Hertha BSC verliert in Braunschweig im Elfmeterschießen
Sandro Schwarz wirkte ein wenig in sich gekehrt. Wie ein Flaneur bewegte er sich an der Seitenlinie durch seine Coachingzone. Schwarz setzte bedächtig Schritt vor Schritt, den Kopf leicht gebeugt. Manchmal klatschte er, gab kurze Anweisungen, verteilte ein schnelles Lob. Und gelegentlich fuhr er aus seiner Haut. Dann schnellten seine Arme senkrecht in die Luft, spannte er den Körper wie einen Flitzebogen. Immer dann, wenn seine Mannschaft den Moment für ein schnelles Spiel in die Spitze verpasst hatte.
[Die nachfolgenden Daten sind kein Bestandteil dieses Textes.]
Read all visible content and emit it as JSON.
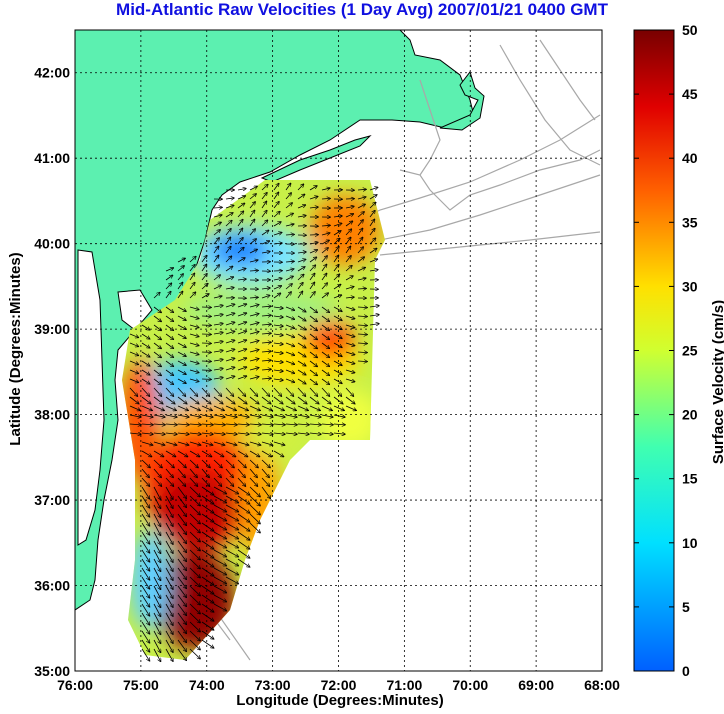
{
  "title": "Mid-Atlantic Raw Velocities (1 Day Avg) 2007/01/21 0400 GMT",
  "x_axis": {
    "label": "Longitude (Degrees:Minutes)",
    "ticks": [
      "76:00",
      "75:00",
      "74:00",
      "73:00",
      "72:00",
      "71:00",
      "70:00",
      "69:00",
      "68:00"
    ]
  },
  "y_axis": {
    "label": "Latitude (Degrees:Minutes)",
    "ticks": [
      "35:00",
      "36:00",
      "37:00",
      "38:00",
      "39:00",
      "40:00",
      "41:00",
      "42:00"
    ]
  },
  "colorbar": {
    "label": "Surface Velocity (cm/s)",
    "ticks": [
      "0",
      "5",
      "10",
      "15",
      "20",
      "25",
      "30",
      "35",
      "40",
      "45",
      "50"
    ],
    "range": [
      0,
      50
    ]
  },
  "map": {
    "lon_range": [
      -76,
      -68
    ],
    "lat_range": [
      35,
      42.5
    ],
    "land_color": "#5cf0b0",
    "coast_color": "#000000",
    "bathymetry_color": "#a8a8a8",
    "grid": "dotted"
  },
  "chart_data": {
    "type": "heatmap",
    "title": "Mid-Atlantic Raw Velocities (1 Day Avg) 2007/01/21 0400 GMT",
    "xlabel": "Longitude (Degrees:Minutes)",
    "ylabel": "Latitude (Degrees:Minutes)",
    "colorbar_label": "Surface Velocity (cm/s)",
    "xlim": [
      -76,
      -68
    ],
    "ylim": [
      35,
      42.5
    ],
    "clim": [
      0,
      50
    ],
    "grid": true,
    "velocity_regions": [
      {
        "lon": -74.1,
        "lat": 36.6,
        "speed": 48
      },
      {
        "lon": -73.9,
        "lat": 35.8,
        "speed": 50
      },
      {
        "lon": -74.5,
        "lat": 37.4,
        "speed": 40
      },
      {
        "lon": -72.0,
        "lat": 40.0,
        "speed": 32
      },
      {
        "lon": -72.6,
        "lat": 38.6,
        "speed": 35
      },
      {
        "lon": -73.6,
        "lat": 39.95,
        "speed": 10
      },
      {
        "lon": -74.4,
        "lat": 38.4,
        "speed": 12
      },
      {
        "lon": -74.7,
        "lat": 36.2,
        "speed": 10
      },
      {
        "lon": -73.2,
        "lat": 39.0,
        "speed": 25
      },
      {
        "lon": -73.0,
        "lat": 37.5,
        "speed": 20
      }
    ]
  }
}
Eine Stunde lang gab es für Sandro Schwarz bei seinem Pflichtspieldebüt als Trainer von Hertha BSC nicht allzu viel zu bemängeln. Natürlich funktionierte noch nicht alles so, wie es irgendwann einmal funktionieren soll. Aber der Berliner Fußball-Bundesligist schien seine Aufgabe im DFB-Pokal gegen Eintracht Braunschweig mit der nötigen Souveränität und mit dem – für Hertha keineswegs selbstverständlich – gewünschten Erfolg zu erledigen.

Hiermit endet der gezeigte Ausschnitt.